У егеря была привычка никогда не отвечать прямо на вопрос. Обычно он отзывался контрвопросом, иногда отвечал, так сказать, по формальному признаку, а не по существу дела. Тут таилась двоякая цель: первое — убедиться, настаивает ли вопрошающий на ответе, и второе — выиграть время на обдумывание. Довольно часто собеседник егеря удовлетворялся грубоватым остроумием или нарочитой бессмыслицей, и Василий Васильевич экономил мозговой запас. Но бывало, что вопрос задавался всерьез, и егерь это чувствовал, и тогда он становился тоже серьезен и обстоятелен. Чугуев был убежден, что Василий Васильевич размышляет, в отличие от него, непрерывно; егерь располагал душевным и умственным досугом, не занимался мышлением профессионально, не писал книг, а просто жил среди животных и растений и каждую секунду бодрствования думал о вещах первозданных, не книжных. Он же, Чугуев, думал целенаправленно о том, над чем в данный момент работал или собирался работать, над чужими текстами или своими рукописями, для бескорыстного размышления у него оставалось мало времени. Да и это время он использовал плохо, потому что голова уставала от поисков и жаждала раскрепощающего забвения. А Василий Васильевич всегда мог отдаться свободному движению мысли.
Когда возникла охотбаза, Василий Васильевич, в отличие от других деревенских охотников, не пошел туда работать.

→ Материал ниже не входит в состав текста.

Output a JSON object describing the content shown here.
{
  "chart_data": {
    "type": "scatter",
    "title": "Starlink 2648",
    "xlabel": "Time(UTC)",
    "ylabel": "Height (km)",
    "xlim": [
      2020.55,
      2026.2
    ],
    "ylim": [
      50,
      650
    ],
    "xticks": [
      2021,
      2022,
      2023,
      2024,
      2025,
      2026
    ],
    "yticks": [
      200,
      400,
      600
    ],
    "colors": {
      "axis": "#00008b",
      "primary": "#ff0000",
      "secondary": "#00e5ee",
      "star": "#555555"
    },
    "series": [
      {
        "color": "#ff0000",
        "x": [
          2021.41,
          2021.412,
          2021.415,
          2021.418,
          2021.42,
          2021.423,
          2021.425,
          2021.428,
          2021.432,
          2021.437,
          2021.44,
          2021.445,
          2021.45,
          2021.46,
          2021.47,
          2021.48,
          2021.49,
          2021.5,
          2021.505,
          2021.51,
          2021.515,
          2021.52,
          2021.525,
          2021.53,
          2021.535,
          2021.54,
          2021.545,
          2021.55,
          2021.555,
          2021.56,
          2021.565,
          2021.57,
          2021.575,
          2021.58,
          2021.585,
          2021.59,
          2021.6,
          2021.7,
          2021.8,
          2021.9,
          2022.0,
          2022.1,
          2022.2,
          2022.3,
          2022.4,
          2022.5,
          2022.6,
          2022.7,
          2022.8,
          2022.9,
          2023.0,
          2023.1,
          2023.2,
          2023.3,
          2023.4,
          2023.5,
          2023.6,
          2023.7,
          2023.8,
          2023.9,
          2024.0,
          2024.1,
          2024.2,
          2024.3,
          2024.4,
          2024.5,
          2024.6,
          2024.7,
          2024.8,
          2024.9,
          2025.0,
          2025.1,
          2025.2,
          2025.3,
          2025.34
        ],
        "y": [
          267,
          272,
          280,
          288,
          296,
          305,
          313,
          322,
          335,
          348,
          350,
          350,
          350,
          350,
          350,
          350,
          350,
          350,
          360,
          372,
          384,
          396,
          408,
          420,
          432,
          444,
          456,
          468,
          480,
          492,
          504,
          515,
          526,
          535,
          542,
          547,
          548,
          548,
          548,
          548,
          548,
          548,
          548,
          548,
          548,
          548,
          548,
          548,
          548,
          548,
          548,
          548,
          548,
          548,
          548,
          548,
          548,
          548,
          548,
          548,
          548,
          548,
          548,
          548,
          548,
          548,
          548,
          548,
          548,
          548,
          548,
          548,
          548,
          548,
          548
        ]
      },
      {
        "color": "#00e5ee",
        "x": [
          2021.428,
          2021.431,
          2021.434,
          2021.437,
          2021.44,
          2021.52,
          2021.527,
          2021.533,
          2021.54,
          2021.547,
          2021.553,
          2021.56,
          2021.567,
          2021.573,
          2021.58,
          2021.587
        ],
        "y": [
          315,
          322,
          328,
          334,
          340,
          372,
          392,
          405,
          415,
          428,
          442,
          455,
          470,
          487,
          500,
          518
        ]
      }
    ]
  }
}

Храня независимость и одиночество, он перенес свою охоту в далекие, глухие, так называемые дикие водоемы. Но одиночества не обрел, ибо появилась постоянная спутница — бутылка. Умный человек, он не мог не понять, что оказался за бортом, — ведь как ни крути, а всю егерскую опеку над его родными местами осуществляла теперь охотбаза. И нашла на него порча, неправильное поведение обернулось утратой самоуважения, ерничеством, развязностью с примесью шутовства. Хмельной и ожесточенный, он появлялся на охотбазе и высмеивал тамошние порядки, грубо задевал охотников, не отказываясь при этом от стопочки. Чугуев упорно делал вид, будто не замечает перемен, происшедших с его старым наставником. Он словно боялся сказать себе, что прежний — цельный, гордый, замкнутый — Василий Васильевич остался там, у костра, над которым булькала в котелке уха, под стогом влажноватого сена, а по дорожкам охотбазы мотается его чуждая тень. Ну, бог с ним!
Чугуев с благодарностью думал о редакторе районной газеты, пригласившем его на охоту. Они как-то ночевали рядом в челноках на берегу Могучего, еще до «закабаления» свободной стихии, и недавно столкнулись в Москве, в редакции охотничьего альманаха. Узнали друг друга, невесть с чего обрадовались, и Тютчев — редактор удрученно, но с достоинством носил груз прославленной фамилии — пригласил его на открытие охоты. Чугуев даже не поинтересовался, на каком озере станут они промышлять, с него достаточно было, что не на Могучем… Он спросил лишь о месте и часе встречи и сейчас, в солнечный, но не жаркий полдень середины августа, сидел в машине возле нового здания райкома, на центральной площади старинного городка, в глубине Мшары, и ждал Тютчева «со товарищи».
Редактор пошел в райком за Обросовым, третьим секретарем, тоже страстным охотником. Площадь — вернее сказать, пустырь, подлежащий застройке и обживанию, — казалась необитаемой. Народ был на рынке в другой части города. Лишь рослая молодая беременная женщина медленно и величаво двигалась наперерез пыльному пространству, неся впереди себя громадный живот, туго обтянутый блестящим черным сатином.
Подъехала запыленная «Волга», из нее вышел статный, с иголочки одетый подполковник милиции и, легко взбежав по ступенькам пологой лестницы, скрылся за стеклянными пыльными дверями райкома.
Чугуев пропустил какой-то миг окружающего бытия. Он не заметил, как пыльные двери хлопнули вторично, выпустив редактора Тютчева.
— Беда! — сказал редактор. — Козинцев прибыл. Теперь Обросову хана.
— Кто такой Козинцев?
— Начальник милиции. Я как увидел его, скорее деру.
— Проштрафились?
— Да нет. Это наш районный Эдисон.
— Так чего же вы испугались?
— А как же! Он неспроста явился. Значит, чего-ни-будь изобрел.